Occupy Wall Street may already be diminishing the credibility of Wall Street banks, or maybe it is just that the banks’ financial reports are as clear as mud this time around. Either way, the news media and investors weren’t willing to take this week’s quarterly reports at face value, with one news writer describing them with the phrase “funky accounting.” Banks, of course, have used funky accounting for years, but I have never seen the world dismiss Wall Street’s earnings reports in quite this way.

It is a few weeks into the quarter and the time when banks traditionally issue their earnings reports. Reports that look sickly can lead to bank closings in the coming weeks.

It is not only small banks that are failing. Tonight saw the failure of Community Banks of Colorado, with 37 locations in Colorado and 4 in California, $1.33 billion in deposits, and just $50 million more than that in assets. Kansas City-based Bank Midwest is assuming the deposits and purchasing the assets. Bank Midwest’s holding company, which was formed two years ago specifically to acquire troubled and failed banks, already has a presence in Colorado, and that will become much larger with this new acquisition. The holding company is considering setting up its headquarters in Denver.

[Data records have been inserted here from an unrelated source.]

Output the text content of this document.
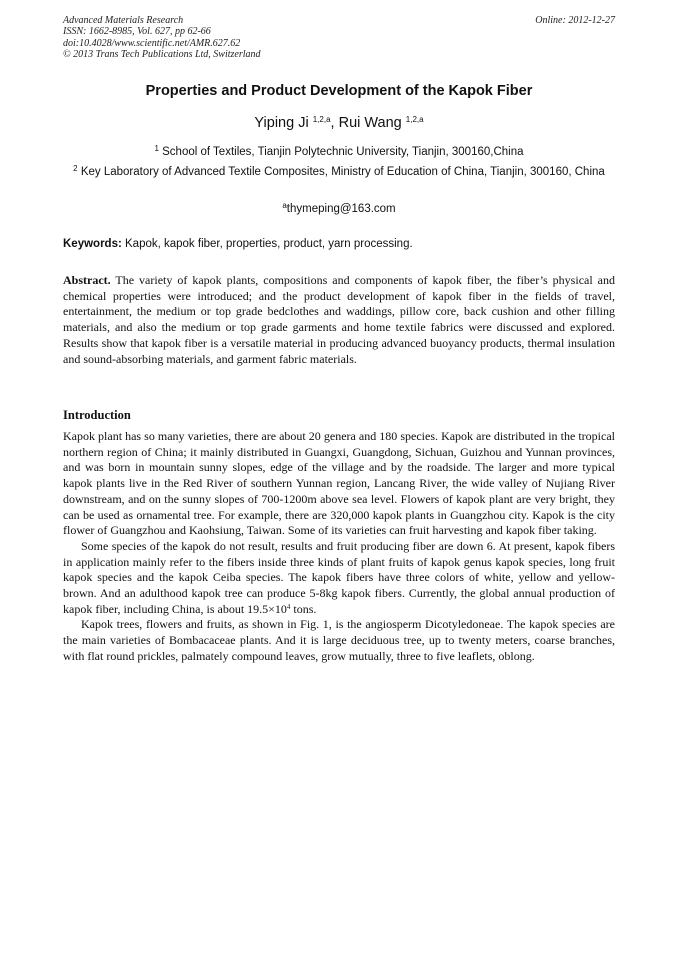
Advanced Materials Research
ISSN: 1662-8985, Vol. 627, pp 62-66
doi:10.4028/www.scientific.net/AMR.627.62
© 2013 Trans Tech Publications Ltd, Switzerland
Online: 2012-12-27
Properties and Product Development of the Kapok Fiber
Yiping Ji $^{1,2,a}$, Rui Wang $^{1,2,a}$
$^1$ School of Textiles, Tianjin Polytechnic University, Tianjin, 300160,China
$^2$ Key Laboratory of Advanced Textile Composites, Ministry of Education of China, Tianjin, 300160, China
$^a$thymeping@163.com
Keywords: Kapok, kapok fiber, properties, product, yarn processing.
Abstract. The variety of kapok plants, compositions and components of kapok fiber, the fiber’s physical and chemical properties were introduced; and the product development of kapok fiber in the fields of travel, entertainment, the medium or top grade bedclothes and waddings, pillow core, back cushion and other filling materials, and also the medium or top grade garments and home textile fabrics were discussed and explored. Results show that kapok fiber is a versatile material in producing advanced buoyancy products, thermal insulation and sound-absorbing materials, and garment fabric materials.
Introduction

Kapok plant has so many varieties, there are about 20 genera and 180 species. Kapok are distributed in the tropical northern region of China; it mainly distributed in Guangxi, Guangdong, Sichuan, Guizhou and Yunnan provinces, and was born in mountain sunny slopes, edge of the village and by the roadside. The larger and more typical kapok plants live in the Red River of southern Yunnan region, Lancang River, the wide valley of Nujiang River downstream, and on the sunny slopes of 700-1200m above sea level. Flowers of kapok plant are very bright, they can be used as ornamental tree. For example, there are 320,000 kapok plants in Guangzhou city. Kapok is the city flower of Guangzhou and Kaohsiung, Taiwan. Some of its varieties can fruit harvesting and kapok fiber taking.

Some species of the kapok do not result, results and fruit producing fiber are down 6. At present, kapok fibers in application mainly refer to the fibers inside three kinds of plant fruits of kapok genus kapok species, long fruit kapok species and the kapok Ceiba species. The kapok fibers have three colors of white, yellow and yellow-brown. And an adulthood kapok tree can produce 5-8kg kapok fibers. Currently, the global annual production of kapok fiber, including China, is about $19.5\times 10^4$ tons.

Kapok trees, flowers and fruits, as shown in Fig. 1, is the angiosperm Dicotyledoneae. The kapok species are the main varieties of Bombacaceae plants. And it is large deciduous tree, up to twenty meters, coarse branches, with flat round prickles, palmately compound leaves, grow mutually, three to five leaflets, oblong.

The failed bank has been operating under a regulatory order only since February, when the Fed determined that its capital was running out. The bank explained its problems as the result of a decline in resort real estate in Colorado.

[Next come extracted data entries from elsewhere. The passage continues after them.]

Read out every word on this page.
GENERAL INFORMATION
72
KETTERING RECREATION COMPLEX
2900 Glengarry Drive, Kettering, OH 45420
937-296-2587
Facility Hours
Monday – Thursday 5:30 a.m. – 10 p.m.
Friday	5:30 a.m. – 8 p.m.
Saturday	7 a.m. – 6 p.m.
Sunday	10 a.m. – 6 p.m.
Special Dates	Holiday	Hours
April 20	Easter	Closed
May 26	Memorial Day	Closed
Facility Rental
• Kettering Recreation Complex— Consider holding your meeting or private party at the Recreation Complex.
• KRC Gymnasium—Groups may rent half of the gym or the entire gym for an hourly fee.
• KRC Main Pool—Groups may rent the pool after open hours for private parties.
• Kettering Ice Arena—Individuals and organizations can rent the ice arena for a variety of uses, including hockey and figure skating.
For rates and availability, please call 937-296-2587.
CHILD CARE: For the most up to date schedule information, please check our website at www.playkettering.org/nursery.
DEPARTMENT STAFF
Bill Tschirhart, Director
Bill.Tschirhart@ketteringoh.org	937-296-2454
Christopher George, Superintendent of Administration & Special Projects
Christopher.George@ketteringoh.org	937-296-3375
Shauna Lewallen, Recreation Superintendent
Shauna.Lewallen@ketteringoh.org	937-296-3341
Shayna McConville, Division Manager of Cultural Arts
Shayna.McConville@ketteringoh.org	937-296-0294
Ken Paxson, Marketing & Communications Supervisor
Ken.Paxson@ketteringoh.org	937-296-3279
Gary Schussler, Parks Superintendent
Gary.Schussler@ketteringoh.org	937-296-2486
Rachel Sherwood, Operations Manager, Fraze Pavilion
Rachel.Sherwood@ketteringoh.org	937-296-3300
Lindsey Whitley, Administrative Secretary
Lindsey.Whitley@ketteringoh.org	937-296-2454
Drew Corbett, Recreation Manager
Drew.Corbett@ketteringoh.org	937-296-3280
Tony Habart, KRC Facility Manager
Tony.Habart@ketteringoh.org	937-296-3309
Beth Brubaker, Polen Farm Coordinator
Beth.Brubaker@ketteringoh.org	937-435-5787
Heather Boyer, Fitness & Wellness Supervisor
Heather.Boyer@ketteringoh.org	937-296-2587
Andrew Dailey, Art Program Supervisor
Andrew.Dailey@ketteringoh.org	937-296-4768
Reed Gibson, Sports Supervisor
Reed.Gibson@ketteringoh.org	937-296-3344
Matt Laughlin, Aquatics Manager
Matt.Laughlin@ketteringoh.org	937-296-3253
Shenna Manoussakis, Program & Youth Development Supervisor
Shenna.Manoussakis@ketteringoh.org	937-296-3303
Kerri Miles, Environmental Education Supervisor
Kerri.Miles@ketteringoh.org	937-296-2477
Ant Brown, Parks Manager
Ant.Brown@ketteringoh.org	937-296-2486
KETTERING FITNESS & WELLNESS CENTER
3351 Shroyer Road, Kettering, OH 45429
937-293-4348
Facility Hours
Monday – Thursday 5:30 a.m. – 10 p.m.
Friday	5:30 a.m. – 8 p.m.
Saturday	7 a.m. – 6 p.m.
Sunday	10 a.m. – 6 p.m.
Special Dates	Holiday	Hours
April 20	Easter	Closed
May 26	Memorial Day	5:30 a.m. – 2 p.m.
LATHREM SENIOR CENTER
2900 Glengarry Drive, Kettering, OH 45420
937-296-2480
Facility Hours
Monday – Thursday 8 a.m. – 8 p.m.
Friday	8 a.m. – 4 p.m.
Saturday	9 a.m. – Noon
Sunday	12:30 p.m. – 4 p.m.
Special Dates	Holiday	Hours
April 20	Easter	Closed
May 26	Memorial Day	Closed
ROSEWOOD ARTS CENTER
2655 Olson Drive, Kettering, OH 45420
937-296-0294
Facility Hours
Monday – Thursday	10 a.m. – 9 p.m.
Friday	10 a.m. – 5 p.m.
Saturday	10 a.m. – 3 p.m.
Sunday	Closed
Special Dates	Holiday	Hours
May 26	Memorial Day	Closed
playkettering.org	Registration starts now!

Three $200 million banks also failed tonight, two in Georgia and one in Florida.

Old Harbor Bank had seven branches along Florida’s Gulf Coast north of St. Petersburg. It was ordered to raise capital last year, and tried to arrange a deal to be bought out. Deposits and assets are being transferred to Boca Raton-based 1st United Bank.

Two banks failed in the greater Atlanta area. Decatur First Bank had five branches clustered around Decatur, Georgia, east of Atlanta. Deposits and assets are being transferred to Atlanta-based Fidelity Bank.

Community Capital Bank had two branches in towns south of Atlanta. State Bank & Trust, which amassed a fortune in new capital to acquire failed Georgia banks, is acquiring the deposits and assets. This is State Bank & Trust’s seventh such acquisition in the Atlanta area.